- Analysts who follow charts sound a lot more bullish, now that the small cap Russell 2000 index regained its October, 2018 highs and looks set to break out.
- The fact small caps look set to move higher means the market's rally is broadening out and will have a bigger base for stocks to move higher from, analysts said.
- One technical analyst said the "new uptrend that's developing is that pullbacks should be shallower and shorter lived and and the upswings should be stronger."
The small cap Russell 2000 index jumped to a fresh 52-week high Monday, signaling small stocks may be set up for a breakout that could help lift the entire market.
The Russell 2000 closed at 1,621.90, a 2% gain, and the highest close since Oct. 9, 2018. The S&P 500, Dow and Nasdaq, which had previously regained their highs, all closed at new record levels Monday.
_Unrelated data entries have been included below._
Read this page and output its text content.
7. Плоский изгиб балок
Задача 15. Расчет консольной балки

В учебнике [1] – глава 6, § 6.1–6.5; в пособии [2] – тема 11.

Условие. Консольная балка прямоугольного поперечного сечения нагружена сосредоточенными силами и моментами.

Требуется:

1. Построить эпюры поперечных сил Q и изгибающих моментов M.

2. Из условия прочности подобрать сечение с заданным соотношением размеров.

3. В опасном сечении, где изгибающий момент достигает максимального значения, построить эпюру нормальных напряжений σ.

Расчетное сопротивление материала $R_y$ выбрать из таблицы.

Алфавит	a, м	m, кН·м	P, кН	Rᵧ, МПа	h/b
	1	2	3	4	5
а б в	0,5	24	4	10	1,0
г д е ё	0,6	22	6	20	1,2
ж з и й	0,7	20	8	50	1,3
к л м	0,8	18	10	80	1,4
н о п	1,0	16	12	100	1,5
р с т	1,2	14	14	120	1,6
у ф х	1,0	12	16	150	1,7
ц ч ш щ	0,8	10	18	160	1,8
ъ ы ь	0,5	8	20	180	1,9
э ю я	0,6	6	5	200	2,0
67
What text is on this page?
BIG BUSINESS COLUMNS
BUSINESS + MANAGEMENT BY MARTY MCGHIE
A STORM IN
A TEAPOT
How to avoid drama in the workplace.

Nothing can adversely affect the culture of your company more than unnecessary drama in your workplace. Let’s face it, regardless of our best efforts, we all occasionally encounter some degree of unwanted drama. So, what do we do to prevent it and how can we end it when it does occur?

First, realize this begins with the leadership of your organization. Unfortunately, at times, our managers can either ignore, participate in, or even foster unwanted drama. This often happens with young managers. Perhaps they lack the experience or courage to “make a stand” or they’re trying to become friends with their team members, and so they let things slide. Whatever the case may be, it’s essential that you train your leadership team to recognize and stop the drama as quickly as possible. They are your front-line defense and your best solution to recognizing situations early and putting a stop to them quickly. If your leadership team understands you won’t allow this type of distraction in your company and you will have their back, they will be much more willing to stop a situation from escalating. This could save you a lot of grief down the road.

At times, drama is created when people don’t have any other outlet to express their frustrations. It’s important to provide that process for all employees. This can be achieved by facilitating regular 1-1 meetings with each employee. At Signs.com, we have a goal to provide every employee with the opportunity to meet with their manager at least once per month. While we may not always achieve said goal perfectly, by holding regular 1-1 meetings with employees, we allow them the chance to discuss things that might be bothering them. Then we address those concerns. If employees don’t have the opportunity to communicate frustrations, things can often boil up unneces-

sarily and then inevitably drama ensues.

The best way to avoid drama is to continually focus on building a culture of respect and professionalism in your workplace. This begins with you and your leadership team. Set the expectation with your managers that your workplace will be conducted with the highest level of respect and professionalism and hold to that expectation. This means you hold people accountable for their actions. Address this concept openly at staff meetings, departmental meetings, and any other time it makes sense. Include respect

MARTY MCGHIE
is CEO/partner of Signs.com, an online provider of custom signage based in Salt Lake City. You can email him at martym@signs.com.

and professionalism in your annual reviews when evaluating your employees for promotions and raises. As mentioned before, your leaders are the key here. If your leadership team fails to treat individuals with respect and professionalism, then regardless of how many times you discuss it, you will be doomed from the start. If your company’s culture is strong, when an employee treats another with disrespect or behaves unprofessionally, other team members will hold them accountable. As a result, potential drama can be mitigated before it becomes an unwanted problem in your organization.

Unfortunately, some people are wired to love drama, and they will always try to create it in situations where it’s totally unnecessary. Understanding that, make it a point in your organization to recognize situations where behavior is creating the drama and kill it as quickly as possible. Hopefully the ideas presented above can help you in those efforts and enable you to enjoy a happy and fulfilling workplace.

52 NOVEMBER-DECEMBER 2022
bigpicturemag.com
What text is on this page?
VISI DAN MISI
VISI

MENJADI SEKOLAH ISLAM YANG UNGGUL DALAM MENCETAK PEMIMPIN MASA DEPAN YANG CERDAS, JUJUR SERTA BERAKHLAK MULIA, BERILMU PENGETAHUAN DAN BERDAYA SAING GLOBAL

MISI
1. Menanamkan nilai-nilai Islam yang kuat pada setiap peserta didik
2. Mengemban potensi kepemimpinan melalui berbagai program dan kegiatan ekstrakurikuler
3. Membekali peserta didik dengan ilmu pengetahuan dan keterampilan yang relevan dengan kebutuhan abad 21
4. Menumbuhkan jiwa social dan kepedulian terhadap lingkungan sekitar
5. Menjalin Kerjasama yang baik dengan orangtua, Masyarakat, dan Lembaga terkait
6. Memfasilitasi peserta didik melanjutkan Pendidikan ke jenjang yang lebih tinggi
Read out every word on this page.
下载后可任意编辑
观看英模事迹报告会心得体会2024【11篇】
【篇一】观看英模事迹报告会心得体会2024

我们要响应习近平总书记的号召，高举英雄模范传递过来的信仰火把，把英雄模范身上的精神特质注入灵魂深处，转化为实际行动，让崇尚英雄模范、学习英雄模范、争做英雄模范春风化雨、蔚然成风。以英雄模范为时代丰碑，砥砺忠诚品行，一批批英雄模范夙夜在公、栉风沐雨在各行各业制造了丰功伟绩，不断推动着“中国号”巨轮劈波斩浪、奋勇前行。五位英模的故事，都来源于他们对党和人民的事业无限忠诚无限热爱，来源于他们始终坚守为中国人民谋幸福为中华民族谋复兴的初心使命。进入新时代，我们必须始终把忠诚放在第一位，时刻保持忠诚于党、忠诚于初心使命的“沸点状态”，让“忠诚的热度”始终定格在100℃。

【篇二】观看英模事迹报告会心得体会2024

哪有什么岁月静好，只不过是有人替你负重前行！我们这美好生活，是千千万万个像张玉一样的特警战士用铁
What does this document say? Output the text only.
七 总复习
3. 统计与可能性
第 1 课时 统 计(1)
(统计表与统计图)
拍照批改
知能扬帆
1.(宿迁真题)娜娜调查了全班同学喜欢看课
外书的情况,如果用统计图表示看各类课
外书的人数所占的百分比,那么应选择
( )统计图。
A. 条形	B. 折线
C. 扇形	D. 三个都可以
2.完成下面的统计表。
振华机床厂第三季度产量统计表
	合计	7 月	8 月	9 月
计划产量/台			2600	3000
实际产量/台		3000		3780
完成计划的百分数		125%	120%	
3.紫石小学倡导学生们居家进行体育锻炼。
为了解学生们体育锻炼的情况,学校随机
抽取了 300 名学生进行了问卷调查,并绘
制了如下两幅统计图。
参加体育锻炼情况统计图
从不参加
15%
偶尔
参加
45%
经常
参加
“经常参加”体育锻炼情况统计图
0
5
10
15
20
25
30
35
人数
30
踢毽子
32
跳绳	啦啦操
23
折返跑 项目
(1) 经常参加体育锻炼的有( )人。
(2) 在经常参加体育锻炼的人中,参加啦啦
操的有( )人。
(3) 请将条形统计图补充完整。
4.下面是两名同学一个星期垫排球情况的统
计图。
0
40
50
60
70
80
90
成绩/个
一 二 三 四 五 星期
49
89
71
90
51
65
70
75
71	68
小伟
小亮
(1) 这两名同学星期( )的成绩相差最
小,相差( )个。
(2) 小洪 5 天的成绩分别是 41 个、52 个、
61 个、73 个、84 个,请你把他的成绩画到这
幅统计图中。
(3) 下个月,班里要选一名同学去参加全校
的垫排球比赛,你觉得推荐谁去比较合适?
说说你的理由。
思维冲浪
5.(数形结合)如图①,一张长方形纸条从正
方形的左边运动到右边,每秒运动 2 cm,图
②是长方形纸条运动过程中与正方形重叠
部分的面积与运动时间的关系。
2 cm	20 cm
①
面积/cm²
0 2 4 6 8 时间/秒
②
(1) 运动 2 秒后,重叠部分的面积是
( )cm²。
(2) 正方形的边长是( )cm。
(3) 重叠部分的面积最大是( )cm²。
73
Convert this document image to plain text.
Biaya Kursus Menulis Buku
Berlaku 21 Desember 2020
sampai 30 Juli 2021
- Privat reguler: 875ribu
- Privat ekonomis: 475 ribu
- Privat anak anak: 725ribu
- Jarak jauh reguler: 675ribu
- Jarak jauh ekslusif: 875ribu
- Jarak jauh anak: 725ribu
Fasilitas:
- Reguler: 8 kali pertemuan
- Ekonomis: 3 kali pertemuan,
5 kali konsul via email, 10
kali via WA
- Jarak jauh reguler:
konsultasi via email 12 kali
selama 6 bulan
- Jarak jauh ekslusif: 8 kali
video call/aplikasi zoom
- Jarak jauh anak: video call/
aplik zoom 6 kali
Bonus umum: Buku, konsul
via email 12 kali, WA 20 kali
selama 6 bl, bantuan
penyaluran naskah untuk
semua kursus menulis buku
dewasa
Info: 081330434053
"The dynamics of this market are changing. The definition of this new uptrend that's developing is that pullbacks should be shallower and shorter lived and and the upswings should be stronger," said Ari Wald, technical strategist at Oppenheimer. "I think this is a market where global equities are breaking out across the board. It's not just the U.S. large cap growth anymore. It's U.S. broadly, and now small caps, a big breakout in the Russell 2000 today. You really have a market that is firing on all cylinders."
The small cap Russell 2000, trailing other indices in the march to new highs, broke its previous high from May 6 of 1,618.4 early Monday, and then climbed higher into the close. The Russell has risen near that level previously but failed to break above it.
Frank Cappelleri, head market technician at Instinet, said the move in small caps was a positive, but the gains will need to hold.
"One of the biggest divergences was that small caps have lagged, and this still has a while to go to recapture its all time highs from last fall," said Cappelleri. "This is really a step in the right direction, especially since it got through a level that was rejected a number of times."
Cappelleri said just a third of the S&P 500 are at or within 3% of all-time highs, and a broader range of stocks need to join the rally so small caps are a welcome addition.
"The more components you have moving together, the argument is the stronger the chances are for the breakout to hold and not fail," Cappelleri said.
Strategas technical analyst Todd Sohn said the question now is whether the Russell can sustain the move and break out, and it appears it can because of both large cap leadership and the seasonal boost, or the fact the market is usually heading higher at this time of year.
The iShares Russell 2000 ETF (IWM) also hit a 52-week high Monday and was about 7% below its all-time high. The ETF was trading on extremely high volume of about 24 million shares, about 10 million ahead of its daily average volume.
"I think it's bullish because this has been a lagging group and they're finally breaking out," said Sohn. "If you were to look at what's helping this move, it's a sharp acceleration from biotech stocks. That's the second largest weight in the Russell 2000."
Wald said investors are more bullish, but they are still nowhere near being overly bullish and that should keep the market going. His target for the S&P in the rally is 3,500.
"The stocks that were still below 200-day moving average...half of them were micro cap. And now you have this big turn in the Russell 2000. That's very positive for market breadth," Wald said. Wald said stocks emerged from a bear market last December when the market troughed on Dec. 26. Since then the S&P 500 has regained 33%, which coincidentally is the typical recovery in the first year after a bear market.
The second year averages a gain of about 11%, he said.
Analysts said the fact that volatility is so low is also a positive for stocks. "It doesn't have a pulse," said Sohn of the VIX, or the CBOE Volatility Index. It reflects the S&P 500 puts and calls on the CBOE.
He said in periods of low volatility, the market has done well, as in the 1990s. But also just looking back to 2017, when the S&P advanced and the VIX was very low.
"Overbought in an uptrend which is where are now is historically bullish. There could be some modest dips along the way but ultimately the trend is for an advance," said Sohn.